טכניון מכון טכנולוגי לישראל
הטכניון מכון טכנולוגי לישראל - בית הספר ללימודי מוסמכים  
M.Sc Thesis
M.Sc StudentBarzilai Aviad
SubjectConvex Multi-Task Learning by Clustering
DepartmentDepartment of Electrical Engineering
Supervisor Professor Yacov Crammer
Full Thesis textFull thesis text - English Version


Abstract

We consider the problem of multitask learning in which tasks belong to hidden clusters. Our problem begins with a set of known tasks, which we believe can be clustered into super tasks. Such is the case, for example, when we would like to classify spoken emotions or written sentiment.

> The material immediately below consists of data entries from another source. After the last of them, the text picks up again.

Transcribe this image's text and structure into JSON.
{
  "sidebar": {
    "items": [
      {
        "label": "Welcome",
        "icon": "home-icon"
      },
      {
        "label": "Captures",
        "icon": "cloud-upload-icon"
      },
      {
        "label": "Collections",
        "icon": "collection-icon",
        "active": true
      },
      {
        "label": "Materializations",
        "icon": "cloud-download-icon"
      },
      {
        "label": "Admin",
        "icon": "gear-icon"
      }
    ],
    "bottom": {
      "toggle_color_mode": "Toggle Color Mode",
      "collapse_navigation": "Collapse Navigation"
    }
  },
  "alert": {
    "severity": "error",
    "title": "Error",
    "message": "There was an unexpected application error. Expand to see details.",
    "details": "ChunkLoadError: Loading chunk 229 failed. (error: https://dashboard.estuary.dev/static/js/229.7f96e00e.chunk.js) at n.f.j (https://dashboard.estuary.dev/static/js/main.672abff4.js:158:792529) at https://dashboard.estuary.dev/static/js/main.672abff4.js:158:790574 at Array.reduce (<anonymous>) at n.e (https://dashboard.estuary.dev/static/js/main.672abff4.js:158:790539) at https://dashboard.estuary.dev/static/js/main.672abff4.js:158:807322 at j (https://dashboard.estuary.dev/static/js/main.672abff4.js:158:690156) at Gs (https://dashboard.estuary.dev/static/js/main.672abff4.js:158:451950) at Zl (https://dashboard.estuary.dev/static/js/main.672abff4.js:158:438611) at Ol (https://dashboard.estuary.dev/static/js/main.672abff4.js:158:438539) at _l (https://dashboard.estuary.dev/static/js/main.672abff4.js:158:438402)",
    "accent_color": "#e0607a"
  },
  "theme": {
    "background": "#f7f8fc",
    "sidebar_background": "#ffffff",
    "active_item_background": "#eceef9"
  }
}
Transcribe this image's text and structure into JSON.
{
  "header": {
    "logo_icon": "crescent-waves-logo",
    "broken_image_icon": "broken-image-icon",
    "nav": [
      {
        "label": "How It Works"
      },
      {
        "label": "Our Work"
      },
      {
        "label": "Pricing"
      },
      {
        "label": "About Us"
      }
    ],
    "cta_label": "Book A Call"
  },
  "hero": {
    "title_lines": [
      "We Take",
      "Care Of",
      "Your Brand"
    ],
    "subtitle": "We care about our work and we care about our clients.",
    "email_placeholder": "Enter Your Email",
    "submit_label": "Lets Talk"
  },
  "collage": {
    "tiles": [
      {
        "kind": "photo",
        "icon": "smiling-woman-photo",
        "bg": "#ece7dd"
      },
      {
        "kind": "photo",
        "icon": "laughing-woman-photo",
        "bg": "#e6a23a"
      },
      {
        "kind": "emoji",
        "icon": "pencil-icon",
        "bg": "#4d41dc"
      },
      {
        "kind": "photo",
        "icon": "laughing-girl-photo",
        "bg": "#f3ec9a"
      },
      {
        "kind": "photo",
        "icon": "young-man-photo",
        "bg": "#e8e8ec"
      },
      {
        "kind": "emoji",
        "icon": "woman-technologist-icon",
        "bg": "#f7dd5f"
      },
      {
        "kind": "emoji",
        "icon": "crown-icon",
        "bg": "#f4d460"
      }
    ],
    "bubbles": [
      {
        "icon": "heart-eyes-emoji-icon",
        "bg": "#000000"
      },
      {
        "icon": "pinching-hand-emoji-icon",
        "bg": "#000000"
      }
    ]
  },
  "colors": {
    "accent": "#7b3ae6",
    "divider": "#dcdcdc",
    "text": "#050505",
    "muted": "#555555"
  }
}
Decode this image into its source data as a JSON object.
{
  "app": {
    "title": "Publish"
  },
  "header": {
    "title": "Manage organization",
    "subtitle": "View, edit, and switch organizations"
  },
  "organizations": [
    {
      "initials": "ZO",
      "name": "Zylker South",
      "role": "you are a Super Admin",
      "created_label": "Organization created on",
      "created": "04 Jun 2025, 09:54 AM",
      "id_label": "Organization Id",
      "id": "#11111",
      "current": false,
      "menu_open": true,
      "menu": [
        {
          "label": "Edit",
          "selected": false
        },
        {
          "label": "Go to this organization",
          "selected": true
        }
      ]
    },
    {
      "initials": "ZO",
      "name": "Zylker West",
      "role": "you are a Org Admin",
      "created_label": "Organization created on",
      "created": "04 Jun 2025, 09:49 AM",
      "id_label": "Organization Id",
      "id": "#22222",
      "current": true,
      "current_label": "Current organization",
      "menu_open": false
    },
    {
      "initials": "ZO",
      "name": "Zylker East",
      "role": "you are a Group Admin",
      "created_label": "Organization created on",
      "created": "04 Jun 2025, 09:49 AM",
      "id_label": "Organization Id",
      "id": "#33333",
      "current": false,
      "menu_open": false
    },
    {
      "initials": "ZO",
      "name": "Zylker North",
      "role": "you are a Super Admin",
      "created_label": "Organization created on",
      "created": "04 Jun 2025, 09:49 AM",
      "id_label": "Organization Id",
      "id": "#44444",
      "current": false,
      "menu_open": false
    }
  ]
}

The problem of classifying emotions can be divided into tasks based on the speaker or spoken text. While we can learn a classifier for each task, we would like to benefit from the shared information from all tasks. One can assume that when learning to classify emotions on a per speaker level, hidden attributes such as gender or age may form hidden clusters within the data, and jointly learning these clusters can improve learning. In the case of sentiment analysis, hidden clusters may exist based on different levels of emotions exhibited within the text, by the writers.

The problem is formulated as jointly clustering tasks and building individual predictors based on the clusters. The problem can also be viewed as building an individual predictor for each task, yet restricting all such predictors to be based on a shared set of possible atoms. From the initial non-convex formulation we derive a novel convex optimization problem. We derive our approach for support vector machines and generalize it to other loss functions.

We propose a scalable optimization algorithm for finding the optimal solution. Our optimization suggests using gradient projection in which we combine between classifying the data based on the clusters and improving the clusters based on the classifiers.

Experiments show that our suggested approach both achieves state-of-the-art performance and successfully identifies latent structures within the data. We analyze and illustrate the hidden structures showing the power of the provided approach in uncovering meaningful connections between tasks.